218. “God, who in the beginning was the creator, appears in the end as revenger and rewarder. Deference to such a God admittedly can produce virtuous actions; however, because fear of punishment or hope for reward are their motive, these actions will not be purely moral; on the contrary, the inner essence of such virtue will amount to prudent and carefully calculating egoism.”
223. “Therefore if egoism has a firm hold of a man and masters him, whether it be in the form of joy, or triumph, or lust, or hope, or frantic grief, or annoyance, or anger, or fear, or suspicion, or passion of any kind – he is in the devil’s clutches and how he got into them does not matter. What is needful is that he should make haste to get out of them; and here, again, it does not matter how.”
230. “Consideration of the kind, touched on above, might, indeed, lead us to embrace the belief that the greatest wisdom is to make the enjoyment of the present the supreme object of life; because that is the only reality, all else being merely the play of thought. On the other hand, such a course might just as well be called the greatest folly: for that which in the next moment exists no more, and vanishes utterly, like a dream, can never be worth a serious effort.”
238. “Genius is the ability to leave entirely out of sight our own interest, our willing, and our aims, and consequently to discard entirely our own personality for a time, in order to remain pure knowing subject, the clear eye of the world; and this not merely for moments, but with the necessary continuity and conscious thought to enable us to repeat by deliberate art what has been apprehended and “what in wavering apparition gleams fix in its place with thoughts that stand for ever!”
241. “The cheapest kind of pride, on the other hand, is national pride. For it betrays in those affected by it the lack of individual qualities of which they could be proud, since they would otherwise not grasp at something that they share with so many millions. Rather those who possess significant personal qualities will recognize most clearly the faults of their own nation, since they constantly have them in front of them.”

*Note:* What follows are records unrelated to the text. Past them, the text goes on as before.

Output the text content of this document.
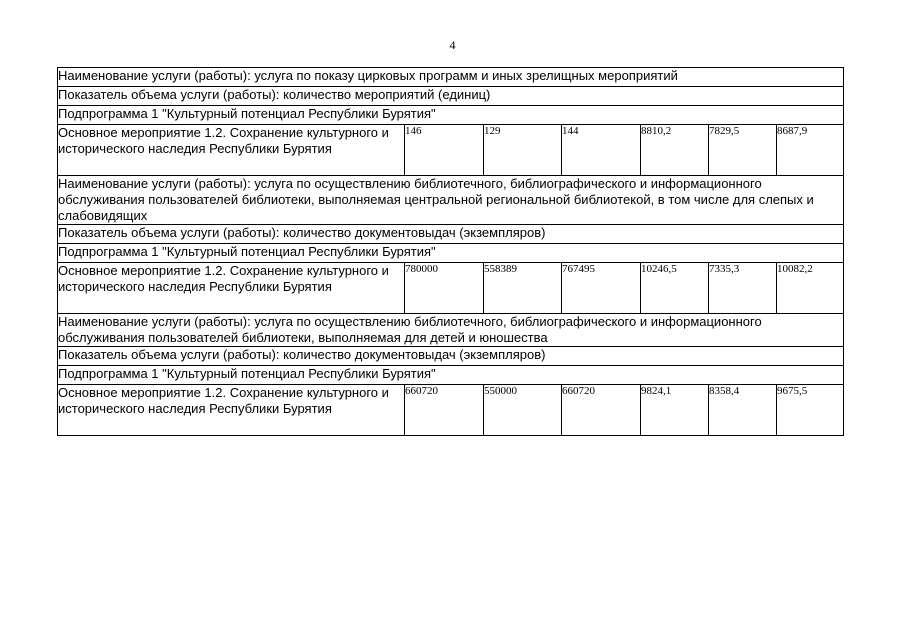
4
Наименование услуги (работы): услуга по показу цирковых программ и иных зрелищных мероприятий						
Показатель объема услуги (работы): количество мероприятий (единиц)						
Подпрограмма 1 "Культурный потенциал Республики Бурятия"						
Основное мероприятие 1.2. Сохранение культурного и исторического наследия Республики Бурятия	146	129	144	8810,2	7829,5	8687,9
Наименование услуги (работы): услуга по осуществлению библиотечного, библиографического и информационного обслуживания пользователей библиотеки, выполняемая центральной региональной библиотекой, в том числе для слепых и слабовидящих						
Показатель объема услуги (работы): количество документовыдач (экземпляров)						
Подпрограмма 1 "Культурный потенциал Республики Бурятия"						
Основное мероприятие 1.2. Сохранение культурного и исторического наследия Республики Бурятия	780000	558389	767495	10246,5	7335,3	10082,2
Наименование услуги (работы): услуга по осуществлению библиотечного, библиографического и информационного обслуживания пользователей библиотеки, выполняемая для детей и юношества						
Показатель объема услуги (работы): количество документовыдач (экземпляров)						
Подпрограмма 1 "Культурный потенциал Республики Бурятия"						
Основное мероприятие 1.2. Сохранение культурного и исторического наследия Республики Бурятия	660720	550000	660720	9824,1	8358,4	9675,5
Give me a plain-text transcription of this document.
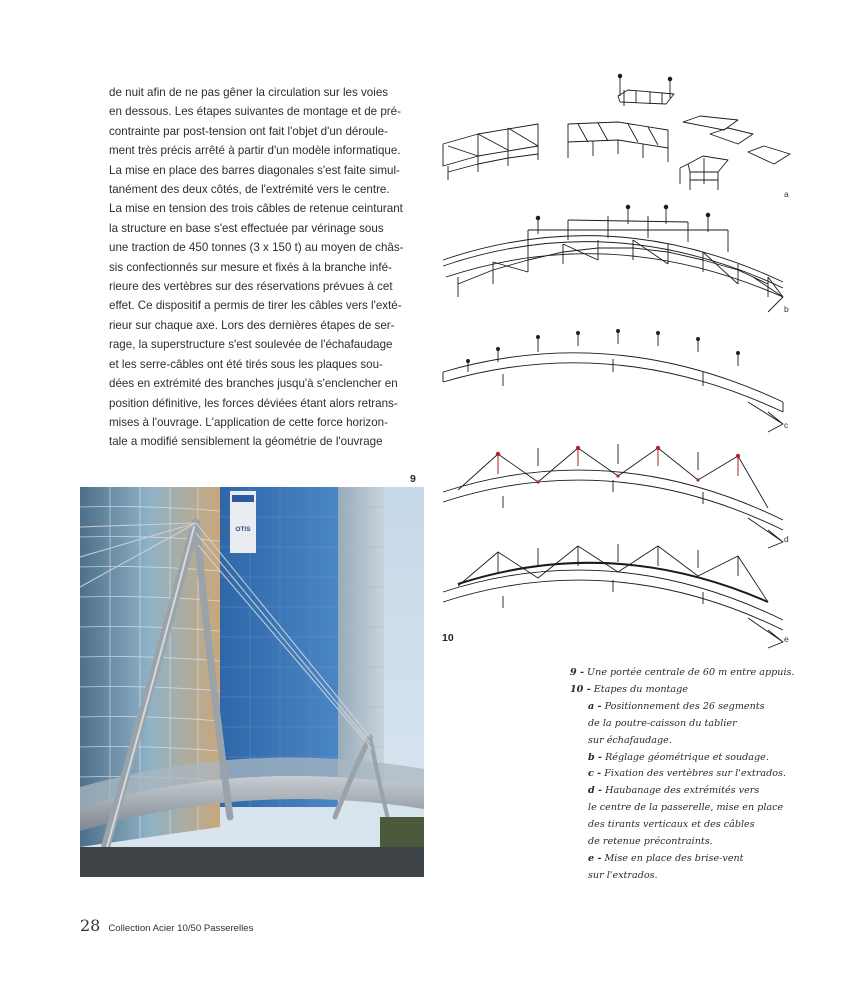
de nuit afin de ne pas gêner la circulation sur les voies

en dessous. Les étapes suivantes de montage et de pré-

contrainte par post-tension ont fait l'objet d'un déroule-

ment très précis arrêté à partir d'un modèle informatique.

La mise en place des barres diagonales s'est faite simul-

tanément des deux côtés, de l'extrémité vers le centre.

La mise en tension des trois câbles de retenue ceinturant

la structure en base s'est effectuée par vérinage sous

une traction de 450 tonnes (3 x 150 t) au moyen de châs-

sis confectionnés sur mesure et fixés à la branche infé-

rieure des vertèbres sur des réservations prévues à cet

effet. Ce dispositif a permis de tirer les câbles vers l'exté-

rieur sur chaque axe. Lors des dernières étapes de ser-

rage, la superstructure s'est soulevée de l'échafaudage

et les serre-câbles ont été tirés sous les plaques sou-

dées en extrémité des branches jusqu'à s'enclencher en

position définitive, les forces déviées étant alors retrans-

mises à l'ouvrage. L'application de cette force horizon-

tale a modifié sensiblement la géométrie de l'ouvrage

9
OTIS
a
b
c
d
e
10
9 - Une portée centrale de 60 m entre appuis.
10 - Etapes du montage
a - Positionnement des 26 segments
de la poutre-caisson du tablier
sur échafaudage.
b - Réglage géométrique et soudage.
c - Fixation des vertèbres sur l'extrados.
d - Haubanage des extrémités vers
le centre de la passerelle, mise en place
des tirants verticaux et des câbles
de retenue précontraints.
e - Mise en place des brise-vent
sur l'extrados.
28 Collection Acier 10/50 Passerelles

242. “Think what you’re doing! When you say I, I, I want to exist, it is not you alone that says this. Everything says it, absolutely everything that has the faintest trace of consciousness. It follows, then, that this desire of yours is just the part of you that is not individual – the part that is common to all things without distinction.”
247. “Health outweighs all other blessings so much that one may really say that a healthy beggar is happier than an ailing king. A quiet and cheerful temperament, happy in the enjoyment of a perfectly sound physique, an intellect clear, lively, penetrating and seeing things as they are, a moderate and gentle will, and therefore a good conscience – these are privileges which no rank or wealth can make up for or replace.”